Numerous endangered animals in Malaysia continue to be poached and killed for the silliest of reason: millions of people around the region continue to persist in the belief that the parts of rare and “exotic” animals have curative properties.

And so rhinos are killed mercilessly for their horns to cure cancer and other diseases. Tigers are poached for their bones so their bones can be ground up and used as curatives for kidney and liver problems or arthritis. Pangolins have been driven to the edge of extinction because their scales are used in traditional medicine to treat malarial fever, deafness or demonic possession. Sun bears are condemned to a life of misery so that their bile could be harvested to treat a variety of ailments. Needless to say, none of these body parts possess the magical curative properties attributed to them.

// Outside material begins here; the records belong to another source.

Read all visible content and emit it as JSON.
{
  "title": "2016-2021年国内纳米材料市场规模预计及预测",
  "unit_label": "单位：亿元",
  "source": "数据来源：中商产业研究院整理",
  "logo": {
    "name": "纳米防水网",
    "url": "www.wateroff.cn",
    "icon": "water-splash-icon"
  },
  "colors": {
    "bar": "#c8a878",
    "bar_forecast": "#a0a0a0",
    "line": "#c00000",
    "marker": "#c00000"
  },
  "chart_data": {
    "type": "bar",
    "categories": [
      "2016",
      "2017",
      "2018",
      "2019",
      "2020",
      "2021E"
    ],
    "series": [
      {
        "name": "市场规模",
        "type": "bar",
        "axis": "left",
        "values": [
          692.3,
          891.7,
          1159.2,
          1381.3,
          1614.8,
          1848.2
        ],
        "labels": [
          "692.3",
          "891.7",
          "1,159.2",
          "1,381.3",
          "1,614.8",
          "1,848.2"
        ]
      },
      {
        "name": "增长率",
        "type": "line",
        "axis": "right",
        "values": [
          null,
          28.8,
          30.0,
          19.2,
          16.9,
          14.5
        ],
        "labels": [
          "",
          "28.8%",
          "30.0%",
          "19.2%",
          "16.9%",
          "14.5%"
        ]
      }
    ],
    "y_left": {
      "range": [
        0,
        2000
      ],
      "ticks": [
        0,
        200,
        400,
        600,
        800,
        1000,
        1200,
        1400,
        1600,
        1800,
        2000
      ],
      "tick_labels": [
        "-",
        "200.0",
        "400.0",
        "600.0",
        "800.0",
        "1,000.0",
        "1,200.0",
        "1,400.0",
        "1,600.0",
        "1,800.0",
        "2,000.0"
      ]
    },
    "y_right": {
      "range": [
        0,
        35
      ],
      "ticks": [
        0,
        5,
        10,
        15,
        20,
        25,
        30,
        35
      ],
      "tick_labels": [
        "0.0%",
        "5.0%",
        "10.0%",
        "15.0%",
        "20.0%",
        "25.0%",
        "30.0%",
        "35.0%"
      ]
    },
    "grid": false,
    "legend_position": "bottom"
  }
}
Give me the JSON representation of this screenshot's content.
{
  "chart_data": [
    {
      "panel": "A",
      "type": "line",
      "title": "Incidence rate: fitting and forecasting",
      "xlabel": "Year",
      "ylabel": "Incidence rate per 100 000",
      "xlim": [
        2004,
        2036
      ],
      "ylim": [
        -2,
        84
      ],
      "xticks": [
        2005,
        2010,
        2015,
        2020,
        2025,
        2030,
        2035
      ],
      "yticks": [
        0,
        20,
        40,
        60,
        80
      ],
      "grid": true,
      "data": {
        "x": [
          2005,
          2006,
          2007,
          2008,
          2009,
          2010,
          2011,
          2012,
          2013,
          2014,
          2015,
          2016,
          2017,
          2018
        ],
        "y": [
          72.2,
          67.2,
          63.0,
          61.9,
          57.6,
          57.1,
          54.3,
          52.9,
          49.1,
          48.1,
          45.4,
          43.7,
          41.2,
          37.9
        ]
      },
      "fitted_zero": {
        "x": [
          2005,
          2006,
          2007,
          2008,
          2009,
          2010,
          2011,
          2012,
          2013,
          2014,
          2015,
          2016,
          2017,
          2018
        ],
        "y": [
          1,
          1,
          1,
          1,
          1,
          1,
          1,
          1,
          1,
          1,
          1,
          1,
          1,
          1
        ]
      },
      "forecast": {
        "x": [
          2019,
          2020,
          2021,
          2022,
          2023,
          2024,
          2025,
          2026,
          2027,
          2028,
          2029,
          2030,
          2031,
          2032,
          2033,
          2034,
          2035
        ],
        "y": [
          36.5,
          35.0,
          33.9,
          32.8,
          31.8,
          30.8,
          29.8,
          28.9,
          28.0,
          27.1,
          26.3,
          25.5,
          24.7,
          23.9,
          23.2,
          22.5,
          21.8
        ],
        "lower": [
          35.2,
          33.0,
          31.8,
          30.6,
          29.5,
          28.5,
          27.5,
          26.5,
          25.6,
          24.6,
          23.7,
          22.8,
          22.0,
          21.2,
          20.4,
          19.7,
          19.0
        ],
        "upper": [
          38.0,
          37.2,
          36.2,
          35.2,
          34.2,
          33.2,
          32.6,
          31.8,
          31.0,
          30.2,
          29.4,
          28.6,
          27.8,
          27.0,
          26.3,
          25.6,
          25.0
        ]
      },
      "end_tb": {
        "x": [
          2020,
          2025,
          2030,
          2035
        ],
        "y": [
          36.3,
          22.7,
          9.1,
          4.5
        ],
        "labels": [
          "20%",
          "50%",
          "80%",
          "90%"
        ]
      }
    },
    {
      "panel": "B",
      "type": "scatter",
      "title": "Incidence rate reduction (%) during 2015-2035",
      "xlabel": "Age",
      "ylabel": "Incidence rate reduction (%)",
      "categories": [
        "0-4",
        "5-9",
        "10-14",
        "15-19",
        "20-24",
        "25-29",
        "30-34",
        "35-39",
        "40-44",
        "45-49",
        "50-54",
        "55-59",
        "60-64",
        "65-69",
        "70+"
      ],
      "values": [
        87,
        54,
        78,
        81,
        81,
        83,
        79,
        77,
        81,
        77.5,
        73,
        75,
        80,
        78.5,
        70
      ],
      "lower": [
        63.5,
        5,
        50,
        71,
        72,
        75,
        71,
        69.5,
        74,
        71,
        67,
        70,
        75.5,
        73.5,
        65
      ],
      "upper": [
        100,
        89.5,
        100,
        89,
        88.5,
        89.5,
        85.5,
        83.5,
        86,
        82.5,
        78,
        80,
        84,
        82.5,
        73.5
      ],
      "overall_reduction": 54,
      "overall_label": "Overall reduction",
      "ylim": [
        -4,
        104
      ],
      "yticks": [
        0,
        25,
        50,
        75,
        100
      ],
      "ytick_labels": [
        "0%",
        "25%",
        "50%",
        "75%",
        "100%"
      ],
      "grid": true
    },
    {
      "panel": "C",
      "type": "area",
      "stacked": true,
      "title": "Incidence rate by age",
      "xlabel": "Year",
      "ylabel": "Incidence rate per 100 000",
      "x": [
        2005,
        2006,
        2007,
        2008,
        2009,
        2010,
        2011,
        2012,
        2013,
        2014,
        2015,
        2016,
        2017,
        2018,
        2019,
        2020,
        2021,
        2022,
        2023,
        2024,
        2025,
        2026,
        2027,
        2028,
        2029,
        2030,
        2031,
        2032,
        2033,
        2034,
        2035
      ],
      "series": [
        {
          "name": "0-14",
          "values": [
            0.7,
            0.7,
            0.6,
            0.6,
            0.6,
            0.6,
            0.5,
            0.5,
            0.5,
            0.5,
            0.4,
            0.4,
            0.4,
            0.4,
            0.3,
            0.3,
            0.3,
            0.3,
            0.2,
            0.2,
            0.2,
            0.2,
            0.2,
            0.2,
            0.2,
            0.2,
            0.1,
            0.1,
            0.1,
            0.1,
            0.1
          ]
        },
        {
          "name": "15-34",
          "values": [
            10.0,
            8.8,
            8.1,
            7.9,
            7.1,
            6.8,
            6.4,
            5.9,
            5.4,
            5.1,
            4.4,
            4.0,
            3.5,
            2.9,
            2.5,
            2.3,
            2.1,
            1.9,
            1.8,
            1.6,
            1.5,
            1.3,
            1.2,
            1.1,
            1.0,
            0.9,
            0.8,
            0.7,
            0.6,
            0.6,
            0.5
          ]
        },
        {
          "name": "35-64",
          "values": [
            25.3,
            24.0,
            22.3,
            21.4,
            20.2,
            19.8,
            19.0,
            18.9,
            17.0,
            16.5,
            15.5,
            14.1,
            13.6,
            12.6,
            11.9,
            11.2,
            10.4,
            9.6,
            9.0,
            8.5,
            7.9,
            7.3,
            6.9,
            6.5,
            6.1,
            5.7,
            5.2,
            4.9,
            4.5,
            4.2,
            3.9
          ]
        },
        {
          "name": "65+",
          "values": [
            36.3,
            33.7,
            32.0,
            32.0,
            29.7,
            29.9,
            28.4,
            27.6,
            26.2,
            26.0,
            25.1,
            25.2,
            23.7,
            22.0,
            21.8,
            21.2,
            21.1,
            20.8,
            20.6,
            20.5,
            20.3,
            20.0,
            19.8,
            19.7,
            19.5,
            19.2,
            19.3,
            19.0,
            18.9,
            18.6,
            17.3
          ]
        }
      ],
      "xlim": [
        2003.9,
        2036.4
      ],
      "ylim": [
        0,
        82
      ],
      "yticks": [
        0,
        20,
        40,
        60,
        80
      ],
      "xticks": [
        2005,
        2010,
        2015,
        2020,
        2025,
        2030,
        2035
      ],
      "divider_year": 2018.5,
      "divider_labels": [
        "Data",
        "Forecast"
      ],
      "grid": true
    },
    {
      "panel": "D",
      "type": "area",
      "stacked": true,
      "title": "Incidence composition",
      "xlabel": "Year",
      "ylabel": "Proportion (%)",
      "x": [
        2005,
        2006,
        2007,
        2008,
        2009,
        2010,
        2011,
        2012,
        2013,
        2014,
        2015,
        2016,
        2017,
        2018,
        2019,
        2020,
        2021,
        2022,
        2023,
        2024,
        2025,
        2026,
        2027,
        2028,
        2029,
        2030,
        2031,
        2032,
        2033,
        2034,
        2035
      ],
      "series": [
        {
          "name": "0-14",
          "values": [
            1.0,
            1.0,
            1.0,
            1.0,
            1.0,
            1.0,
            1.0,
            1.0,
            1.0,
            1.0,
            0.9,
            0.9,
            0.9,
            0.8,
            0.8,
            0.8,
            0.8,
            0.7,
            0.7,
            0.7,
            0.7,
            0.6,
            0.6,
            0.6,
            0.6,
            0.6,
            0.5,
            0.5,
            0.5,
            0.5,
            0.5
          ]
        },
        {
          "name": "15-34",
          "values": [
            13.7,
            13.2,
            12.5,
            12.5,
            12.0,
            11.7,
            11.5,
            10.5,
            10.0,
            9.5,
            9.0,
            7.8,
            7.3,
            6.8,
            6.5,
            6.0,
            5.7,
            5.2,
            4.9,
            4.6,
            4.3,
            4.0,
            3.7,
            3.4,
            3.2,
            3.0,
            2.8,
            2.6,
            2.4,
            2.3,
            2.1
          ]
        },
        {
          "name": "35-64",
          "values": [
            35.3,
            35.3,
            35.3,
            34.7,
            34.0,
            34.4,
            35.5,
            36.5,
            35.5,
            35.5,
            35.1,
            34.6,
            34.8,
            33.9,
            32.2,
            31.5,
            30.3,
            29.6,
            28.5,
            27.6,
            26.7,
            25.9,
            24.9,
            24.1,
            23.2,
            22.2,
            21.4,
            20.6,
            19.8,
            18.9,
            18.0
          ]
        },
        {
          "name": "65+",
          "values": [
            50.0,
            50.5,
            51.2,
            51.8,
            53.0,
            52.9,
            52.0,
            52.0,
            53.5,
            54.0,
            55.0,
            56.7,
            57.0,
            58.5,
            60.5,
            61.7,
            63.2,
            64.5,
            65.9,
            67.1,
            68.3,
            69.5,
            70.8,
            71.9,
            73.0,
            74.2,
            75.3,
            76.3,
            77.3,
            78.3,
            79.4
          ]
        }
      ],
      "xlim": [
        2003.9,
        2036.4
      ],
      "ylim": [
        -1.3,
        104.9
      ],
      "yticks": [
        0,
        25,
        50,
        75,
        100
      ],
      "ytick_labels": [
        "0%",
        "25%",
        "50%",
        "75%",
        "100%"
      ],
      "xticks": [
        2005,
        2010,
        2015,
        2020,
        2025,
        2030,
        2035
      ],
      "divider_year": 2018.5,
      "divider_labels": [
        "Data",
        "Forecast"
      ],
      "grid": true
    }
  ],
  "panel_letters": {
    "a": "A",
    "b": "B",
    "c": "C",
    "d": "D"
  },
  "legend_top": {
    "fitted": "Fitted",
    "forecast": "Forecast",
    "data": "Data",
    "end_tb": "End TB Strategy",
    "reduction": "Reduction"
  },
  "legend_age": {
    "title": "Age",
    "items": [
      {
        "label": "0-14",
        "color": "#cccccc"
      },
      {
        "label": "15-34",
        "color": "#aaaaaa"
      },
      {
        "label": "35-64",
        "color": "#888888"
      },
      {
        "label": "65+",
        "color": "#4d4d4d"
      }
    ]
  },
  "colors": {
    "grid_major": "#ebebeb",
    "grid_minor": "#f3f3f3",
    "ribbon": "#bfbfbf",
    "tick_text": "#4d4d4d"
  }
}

A Bornean sun bear, newly rescued from a “bear farm,” gazes through the bars of its cage. Photo Credit: We Animals Project

But here now comes some good news: 46 members of the Federation of Chinese Physicians and Medicine Dealers Associations of Malaysia (FCPMDAM) have joined forces with the anti-wildlife trafficking watchdog TRAFFIC to fight wildlife crimes in the country. The federation’s healers have agreed, by signing a pledge, to promote herbal and other alternatives to bear bile in traditional medicine.

“It is the responsibility of each of us to cherish and protect wild resources,” the federation’s President Ting Ka Hua said. “Chinese medicine practitioners and retailers should choose the legitimately produced medicines, pay attention to the contents of the products, do not buy medicinal ingredients of unknown provenance, and consciously resist illegal items.”

Practitioners of traditional Chinese medicine (TCM) are duty-bound, he said, to “correct unfounded and inaccurate concepts of the use of wildlife in traditional medicine.” He added: “Under the leadership of the Federation, we will drive support for the effort to end the use of illegal and endangered wildlife products in traditional medicine, within the Malaysian Chinese Traditional Medicine community, while maintaining the highest, safest and most reliable services.”

Kudos to members of the federation for taking a stance against the use of wild animals like bears in traditional medicine. “The TCM community of practitioners and users in Malaysia can be one of the strongest allies to ending illegal wildlife trade, and we are very glad to be partnering with Malaysia’s largest TCM community,” noted Kanitha Krishnasamy, acting regional director for TRAFFIC in Southeast Asia. “The good news is that effective substitutes for bear-based products are available and being used worldwide and it’s important for the Malaysian community to know of these alternatives and work towards incorporating them into practice.”

We should all be pleased by this development.